DreamWork’s The Island still isn’t tracking — the hoped-for boost from last Saturday night’s nationwide sneak simply didn’t happen. Everything has been tried, loads of TV ad money has been spent trying to get it off the runway and it’s just not taking. Awareness and interest is also on the low side for Rob Cohen’s Stealth (Columbia, 7.29), according to recent data…despite Jamie Foxx (a costar along with Josh Lucas) being front-and-center in the trailer. Opening tracking figures on Warner Bros.’ The Dukes of Hazzard showed a 72% general awareness, a 36% definite interest and 5% first-choice…which is pretty good for a movie three weeks away from opening. However, it also got a very high “definitely not interested” rating from urban respondents.
I’m repeating myself but I want to be clear that a source in Laura Kim’s office at Warner Independent didn’t tell me when I spoke to her on Wednesday that Douglas McGrath’s Truman Capote biopic, which isn’t being released until September ’06, has been retitled Have You Heard? and is therefore no longer being called Every Word is True.
Former Dukes of Hazzard costar Ben Jones (a.k.a., “Crazy Cooter”) can tut-tut all he wants about the upcoming Warner Bros. film version having too much sex and profanity and trashing the legacy of the TV series…nobody’s listening. The first taste of tracking data on The Dukes of Hazzard (8.5) will be available later today, but I can smell the wanna-see from here. For me, it’s the latest Al Qeada recruitment film disguised as the Return of the Stupid Redneck Movie. Burt Reynolds starred in nearly all of these dumb-ass things (in fact, making too many of them is what killed his career, which makes it heavily ironic that he’s costarring in the new film) and Jerry Reed, the most irritating and affected redneck second-tier stooge of all time, co-starred in a lot of them. White Lightning, Smokey and the Bandit (and the sequels and spinoffs), Stroker Ace, W.W. and the Dixie Dancekings, Gator, Hooper, Convoy and several others flaunted the usual backwoods stereotypes — souped-up cars, stupid cops, southern-fried machismo, hot-to-trot Daisy Mae chicks, corrupt local politicians, etc.

All of those ’70s Burt Reynolds redneck movies and their relations were shit, of course…and of course no one remembers or would dare to think about remaking a certain Lamont Johnson flick that did it first and best and pretty much inspired the blue-collar, wild-ass, hot-babe-riding-shotgun, moonshine-in-the-trunk, outrunning-the-local-fuzz genre. I’m speaking of a quality film about a scrappy southern guy with an appetite for speed and souped-up cars — a dude who makes a semblance of a living smuggling moonshine before becoming a famous stock-car racer — called The Last American Hero (’73). It starred Jeff Bridges, Valerie Perrine, Ned Beatty, Gary Busey and Art Lund (who gave a wonderfully moving performance as Bridges’ bone-weary dad) and it really captured the whole southern rural aesthetic without turning it into a pile of cheap cliches, like the Reynolds films did. A genuine classic and a huge Pauline Kael favorite, Hero was a film with vigor, heart, humor and dignity about hard-striving, sometimes hurting rural Americans.
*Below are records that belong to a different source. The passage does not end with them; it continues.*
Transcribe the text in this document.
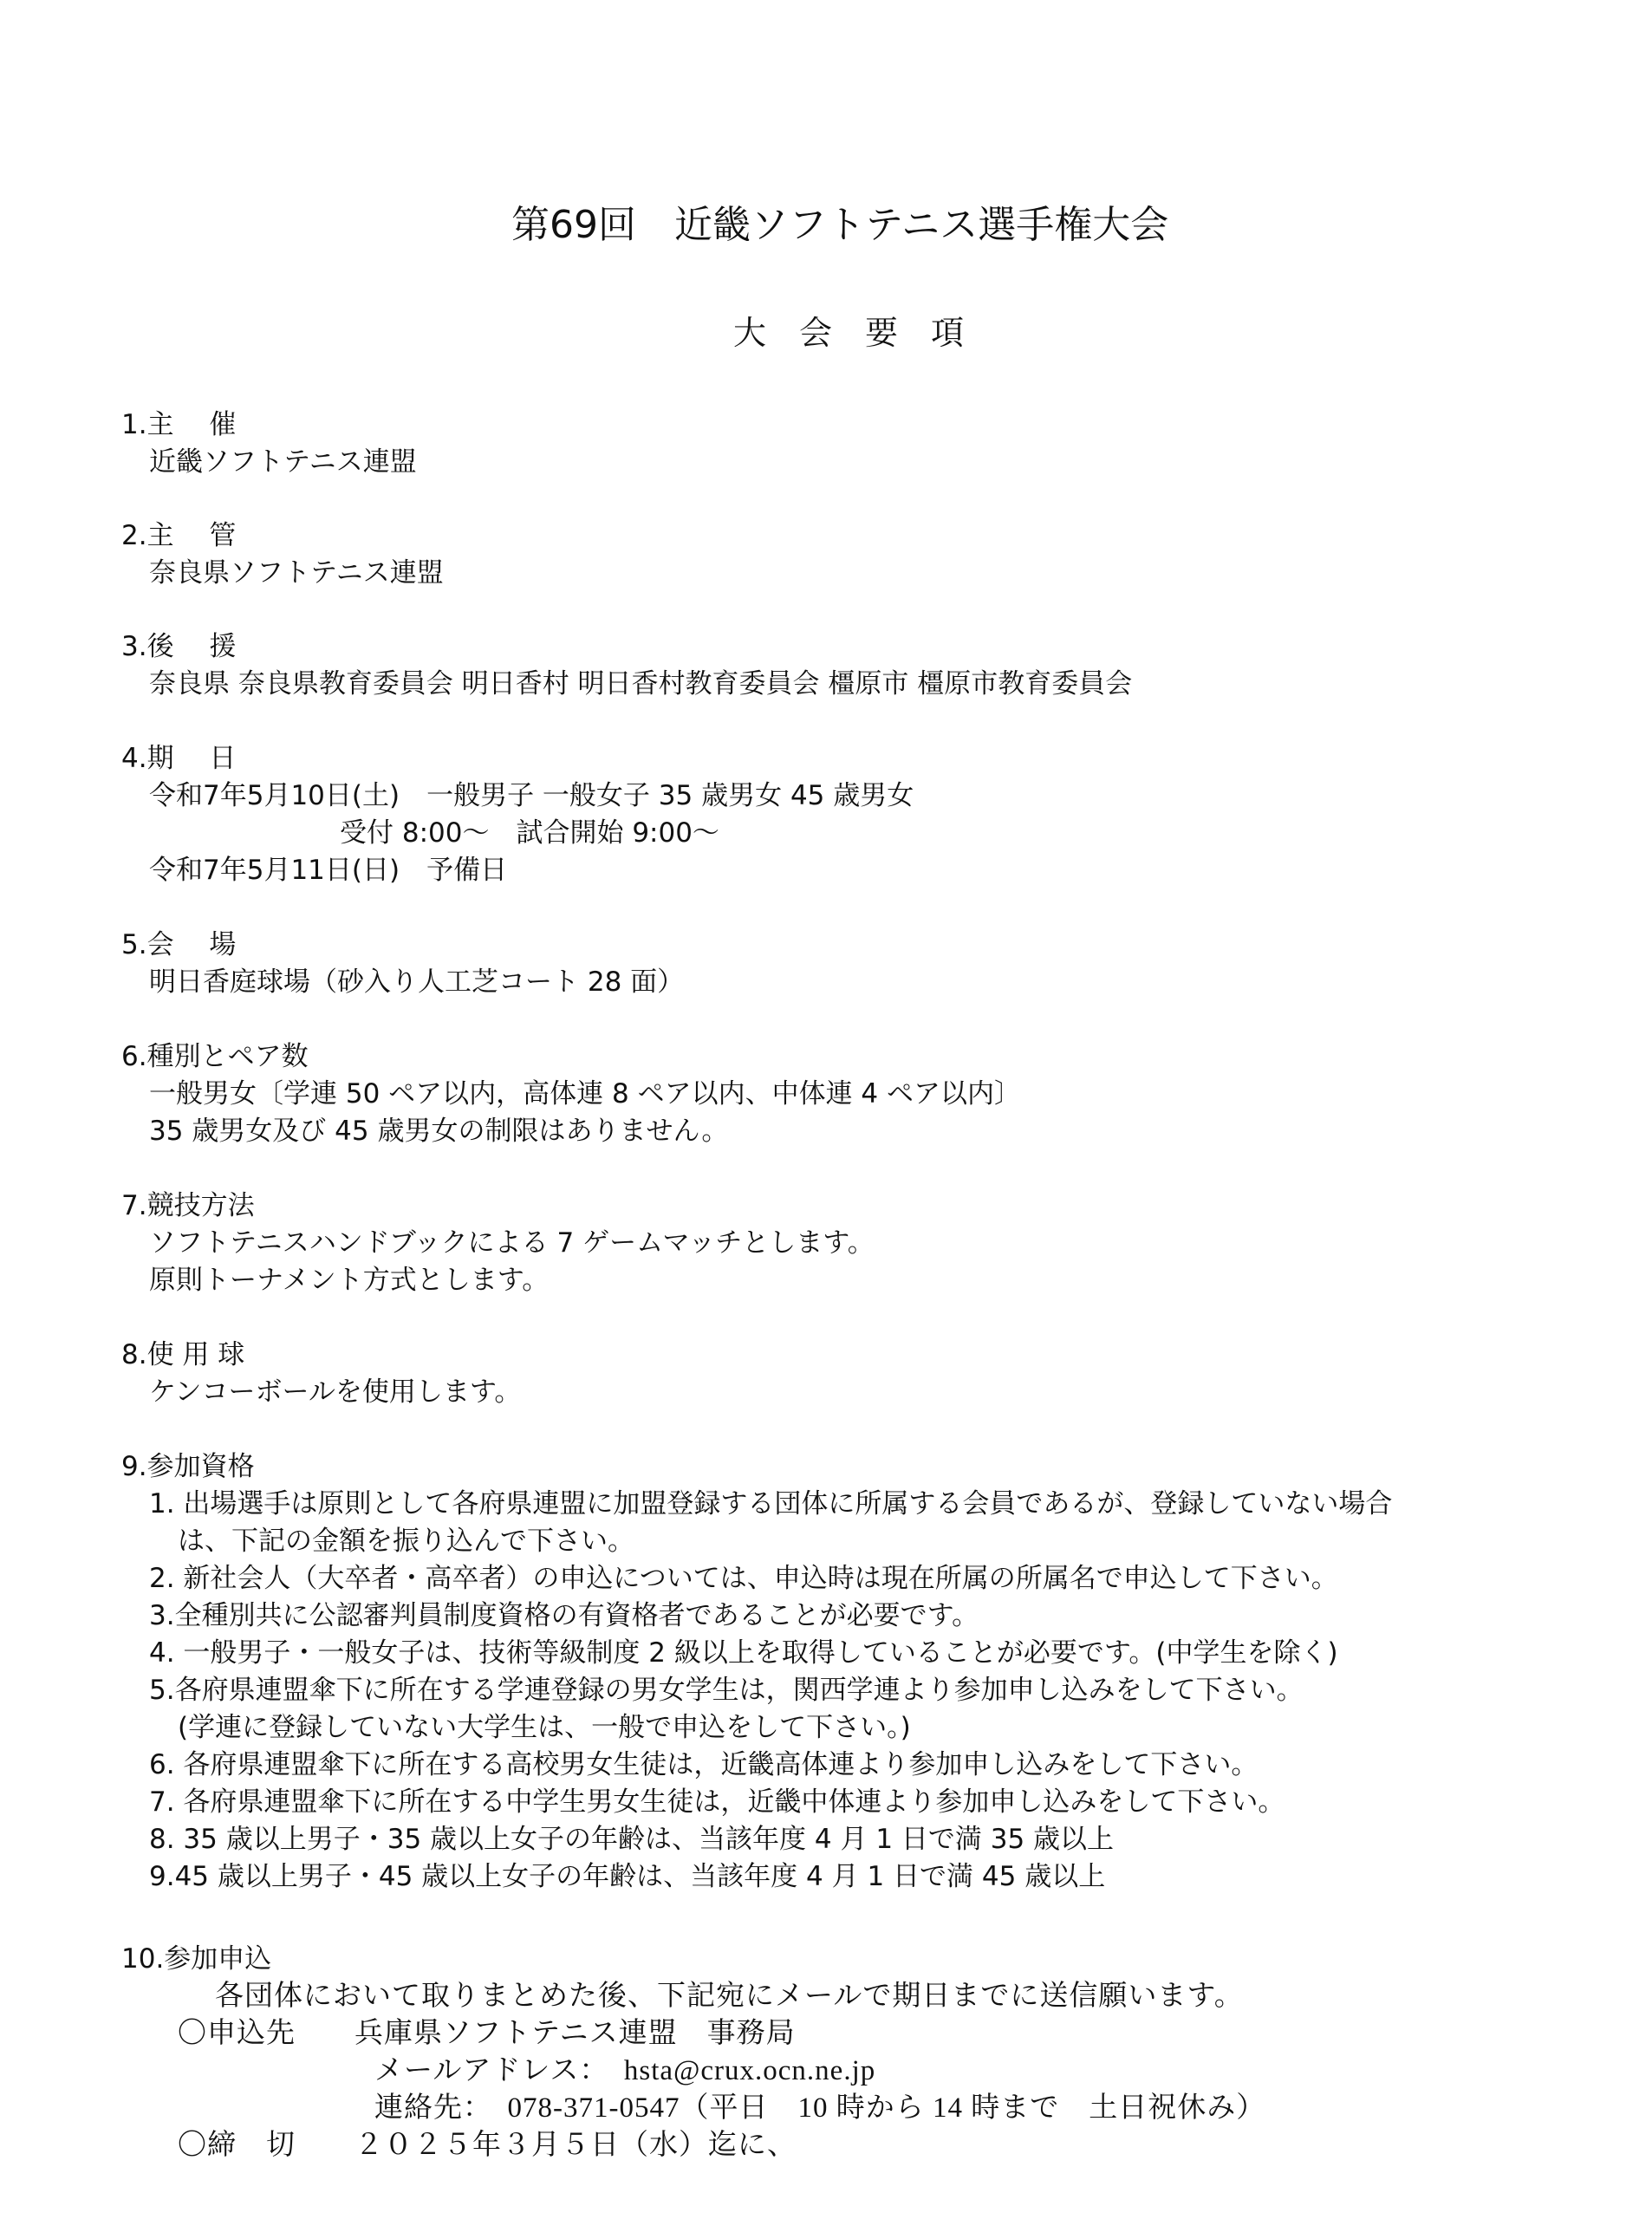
第69回　近畿ソフトテニス選手権大会
大　会　要　項
1.主　 催
近畿ソフトテニス連盟
2.主　 管
奈良県ソフトテニス連盟
3.後　 援
奈良県 奈良県教育委員会 明日香村 明日香村教育委員会 橿原市 橿原市教育委員会
4.期　 日
令和7年5月10日(土)　一般男子 一般女子 35 歳男女 45 歳男女
受付 8:00～　試合開始 9:00～
令和7年5月11日(日)　予備日
5.会　 場
明日香庭球場（砂入り人工芝コート 28 面）
6.種別とペア数
一般男女〔学連 50 ペア以内，高体連 8 ペア以内、中体連 4 ペア以内〕
35 歳男女及び 45 歳男女の制限はありません。
7.競技方法
ソフトテニスハンドブックによる 7 ゲームマッチとします。
原則トーナメント方式とします。
8.使 用 球
ケンコーボールを使用します。
9.参加資格
1. 出場選手は原則として各府県連盟に加盟登録する団体に所属する会員であるが、登録していない場合
は、下記の金額を振り込んで下さい。
2. 新社会人（大卒者・高卒者）の申込については、申込時は現在所属の所属名で申込して下さい。
3.全種別共に公認審判員制度資格の有資格者であることが必要です。
4. 一般男子・一般女子は、技術等級制度 2 級以上を取得していることが必要です。(中学生を除く)
5.各府県連盟傘下に所在する学連登録の男女学生は，関西学連より参加申し込みをして下さい。
(学連に登録していない大学生は、一般で申込をして下さい。)
6. 各府県連盟傘下に所在する高校男女生徒は，近畿高体連より参加申し込みをして下さい。
7. 各府県連盟傘下に所在する中学生男女生徒は，近畿中体連より参加申し込みをして下さい。
8. 35 歳以上男子・35 歳以上女子の年齢は、当該年度 4 月 1 日で満 35 歳以上
9.45 歳以上男子・45 歳以上女子の年齢は、当該年度 4 月 1 日で満 45 歳以上
10.参加申込
各団体において取りまとめた後、下記宛にメールで期日までに送信願います。
〇申込先　　兵庫県ソフトテニス連盟　事務局
メールアドレス：　hsta@crux.ocn.ne.jp
連絡先：　078-371-0547（平日　10 時から 14 時まで　土日祝休み）
〇締　切　　２０２５年３月５日（水）迄に、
A good way of getting people to take another look would be to release it on DVD to coincide with the opening of The Dukes of Hazzard on 8.5. Are there any plans to do this? Appparently not. The Last American Hero was released only on VHS by Fox Home Video in 1997.
The inspiration for Lamont Johnson’s film was, of course, Tom Wolfe’s legendary 1965 Esquire article about famed stockcar racer Junior Johnson (“The Last American Hero is Junior Johnson. Yes!”). It’s a great piece and the whole article is right here. Please read it…it’s fantastic. Articles like this one and films like The Last American Hero make me momentarily forget about red-state attitudes and even inspire admiration for the vitality of working-class types and blue-collar culture. They make me briefly ashamed of having used terms like “redneck.” It’s not genuine Americana that I hate — it’s the degraded, stupid-ass, hee-haw stuff peddled by downmarket opportunists and turned into corporate-brand jackoff diversions like The Dukes of Hazzard TV series and motion picture. What galls me is that most consumers out there don’t even know what genuine backwoods Americana is — they just know the Happy Meal-kind that corporations have sold to them.
It’s a good thing, of course, that AMC Theatres has decided not to show Thinkfilm’s The Aristocrats in Atlanta and Chicago, as stories about this will up the want-to-see among people who otherwise might not have paid any attention. Everyone needs to see this thing. It’s not what I would call hugely funny at first, but it gets funnier and skankier and more creative as it goes along, and gradually you just succumb. Not a movie that enobles the human experience, exactly, and yet it is that in a certain way…it’s a celebration of particularity most perverse.